Warren was born in Bakersfield and was a member of the Kern County Sheriff’s Reserve; Search and Rescue, the Elks in Wofford Heights and the Moose Lodge in Lake Isabella. He was all that was needed. Lanny was the ultimate search and rescue member. He know the Kernville area like the back of his hand. He had worked areas where the victims would be holed up. He went the extra distance to do the job right.

He was survived by his wife, Barbara, of Wofford Heights; daughter Shawn of Bakersfield; his mother, Edna Warren of Bakersfield; and a stepson, Matthew Luke of Wofford Heights.

Mallory and Warren were helping search for a lost pilot when their single-engine plane crashed in hilly terrain north of Kernville in Tulare County.

A third man, John VanRenssealaer of Wofford Heights, suffered head and chest injuries in the crash.

William L. Sikola

Motorcycle officer William Sikola, 27, affectionately dubbed “Pepsi Cola” by his friends, was officially off duty when he answered a call for assistance that led to his death.

Married and the father of three children, Sikola was a four year veteran of the Bakersfield Police Department.
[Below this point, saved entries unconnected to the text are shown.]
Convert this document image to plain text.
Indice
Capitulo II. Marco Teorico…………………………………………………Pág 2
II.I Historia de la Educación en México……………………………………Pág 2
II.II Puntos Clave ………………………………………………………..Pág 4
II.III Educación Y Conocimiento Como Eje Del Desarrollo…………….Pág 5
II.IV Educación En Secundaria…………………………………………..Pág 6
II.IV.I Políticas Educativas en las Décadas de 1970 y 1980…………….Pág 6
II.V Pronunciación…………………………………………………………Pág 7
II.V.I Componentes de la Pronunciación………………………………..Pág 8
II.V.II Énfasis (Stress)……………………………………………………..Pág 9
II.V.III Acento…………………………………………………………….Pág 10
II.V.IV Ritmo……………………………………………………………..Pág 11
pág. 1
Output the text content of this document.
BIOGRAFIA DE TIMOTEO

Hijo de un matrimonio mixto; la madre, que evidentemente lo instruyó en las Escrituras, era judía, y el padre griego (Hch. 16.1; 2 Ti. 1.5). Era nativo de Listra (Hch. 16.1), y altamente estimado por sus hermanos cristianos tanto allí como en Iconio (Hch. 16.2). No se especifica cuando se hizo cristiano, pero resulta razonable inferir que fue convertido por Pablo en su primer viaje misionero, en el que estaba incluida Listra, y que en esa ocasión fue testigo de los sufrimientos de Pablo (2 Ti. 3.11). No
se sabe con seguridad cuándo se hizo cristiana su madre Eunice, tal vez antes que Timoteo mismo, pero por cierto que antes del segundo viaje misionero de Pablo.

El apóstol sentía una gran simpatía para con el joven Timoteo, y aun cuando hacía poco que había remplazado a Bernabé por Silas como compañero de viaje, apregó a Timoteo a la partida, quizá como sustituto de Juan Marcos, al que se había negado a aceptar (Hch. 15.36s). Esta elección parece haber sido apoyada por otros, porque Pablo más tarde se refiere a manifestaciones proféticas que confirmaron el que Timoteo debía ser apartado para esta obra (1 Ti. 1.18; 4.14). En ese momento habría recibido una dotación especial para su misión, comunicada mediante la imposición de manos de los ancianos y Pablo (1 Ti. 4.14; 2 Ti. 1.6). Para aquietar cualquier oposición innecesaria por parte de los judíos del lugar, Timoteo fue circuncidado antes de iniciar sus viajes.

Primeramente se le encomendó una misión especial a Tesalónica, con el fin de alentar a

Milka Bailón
He had been a motorcycle officer for about three months. Police reports said the officer was headed home in uniform on his police motorcycle just after midnight when he heard a radio call asking for assistance in chasing a stolen car.

He responded to the call and quickly sped down northbound Highway 99 trying to head off the fleeing car. He was just south of the 24th street off-ramp when his motorcycle developed what police describe a “A high-speed wobble.” Sikola lost control of his bike and crashed into the center divider. He died of massive head and chest injuries shortly after arriving at the hospital.